Broadway Rhythm is a guide to Manhattan like nothing you've ever read. Author Dominic Symonds calls it a performance cartography, and argues that the city of New York maps its iconicity in the music of the Broadway songbook. A series of walking tours takes the reader through the landscape of Manhattan, clambering over rooftops, riding the subway, and flying over skyscrapers. Symonds argues that Broadway's songs can themselves be used as maps to better understand the city though identifiable patterns in the visual graphics of the score, the auditory experience of the music, and the embodied articulation of performance, recognizing in all of these patterns, corollaries inscribed in the terrain, geography, and architecture of the city.

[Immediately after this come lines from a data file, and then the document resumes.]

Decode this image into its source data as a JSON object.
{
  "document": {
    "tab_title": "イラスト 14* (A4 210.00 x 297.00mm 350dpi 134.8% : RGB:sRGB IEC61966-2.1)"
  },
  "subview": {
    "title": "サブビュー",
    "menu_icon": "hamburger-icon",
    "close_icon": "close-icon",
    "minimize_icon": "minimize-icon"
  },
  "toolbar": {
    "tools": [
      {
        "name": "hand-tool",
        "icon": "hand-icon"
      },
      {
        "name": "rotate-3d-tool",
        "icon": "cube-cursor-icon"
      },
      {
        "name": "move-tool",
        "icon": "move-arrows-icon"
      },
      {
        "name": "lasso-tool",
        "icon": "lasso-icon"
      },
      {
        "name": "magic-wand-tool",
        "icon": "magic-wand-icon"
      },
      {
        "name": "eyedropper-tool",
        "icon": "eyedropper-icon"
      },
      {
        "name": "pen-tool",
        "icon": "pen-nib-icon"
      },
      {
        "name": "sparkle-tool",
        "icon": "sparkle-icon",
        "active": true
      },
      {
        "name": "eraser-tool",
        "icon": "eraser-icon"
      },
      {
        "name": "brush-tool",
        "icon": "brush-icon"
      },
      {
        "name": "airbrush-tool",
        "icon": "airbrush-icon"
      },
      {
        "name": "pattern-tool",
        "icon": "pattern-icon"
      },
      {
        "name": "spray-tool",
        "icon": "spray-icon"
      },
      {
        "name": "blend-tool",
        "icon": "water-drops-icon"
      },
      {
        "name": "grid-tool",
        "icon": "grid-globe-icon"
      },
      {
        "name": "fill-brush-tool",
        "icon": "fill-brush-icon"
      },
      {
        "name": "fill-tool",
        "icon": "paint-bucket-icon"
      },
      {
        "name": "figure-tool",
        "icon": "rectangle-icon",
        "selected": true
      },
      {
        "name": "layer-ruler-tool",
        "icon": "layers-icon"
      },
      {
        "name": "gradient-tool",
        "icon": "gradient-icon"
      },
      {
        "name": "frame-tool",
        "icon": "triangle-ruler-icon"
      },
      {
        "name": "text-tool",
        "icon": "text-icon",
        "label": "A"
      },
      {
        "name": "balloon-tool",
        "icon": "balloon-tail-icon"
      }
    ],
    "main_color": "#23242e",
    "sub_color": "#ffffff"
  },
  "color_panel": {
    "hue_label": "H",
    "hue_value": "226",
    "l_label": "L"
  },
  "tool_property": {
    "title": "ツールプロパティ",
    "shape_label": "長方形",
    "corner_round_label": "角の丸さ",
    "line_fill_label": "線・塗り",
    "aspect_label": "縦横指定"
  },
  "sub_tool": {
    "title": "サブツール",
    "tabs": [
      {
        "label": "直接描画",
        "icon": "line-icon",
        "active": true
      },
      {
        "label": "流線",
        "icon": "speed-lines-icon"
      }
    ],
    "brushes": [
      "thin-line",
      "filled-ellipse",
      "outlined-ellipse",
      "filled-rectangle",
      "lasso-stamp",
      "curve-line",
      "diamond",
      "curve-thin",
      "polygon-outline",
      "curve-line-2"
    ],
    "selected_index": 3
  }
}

Through musicological analyses of works by Gershwin, Bernstein, Copland, Sondheim and others, the author proposes that performance cartography is a versatile methodology for urban theory, and establishes a methodological approach that uses the idea of the map in three ways: as an impetus, a metaphor, and a tool for exploring the city.
“A witty, whimsical exploration of how the physical place of Broadway has been represented in song. The book brings place into an ongoing scholarly conversation about the ways in which Broadway musicals do important cultural work and adds layers of meaning to a form that is generally considered solely in terms of words and music.”
—Andrea Most, University of Toronto
“With an ear attuned to the rhythmic and harmonic structures of the musical, Symonds proposes inventive and sometimes audacious new interpretations of classic Broadway songs and songwriters. His examples explore how form and experience shape each other and provide affective maps of the city. . . . Broadway Rhythm offers a new way to read the American musical.”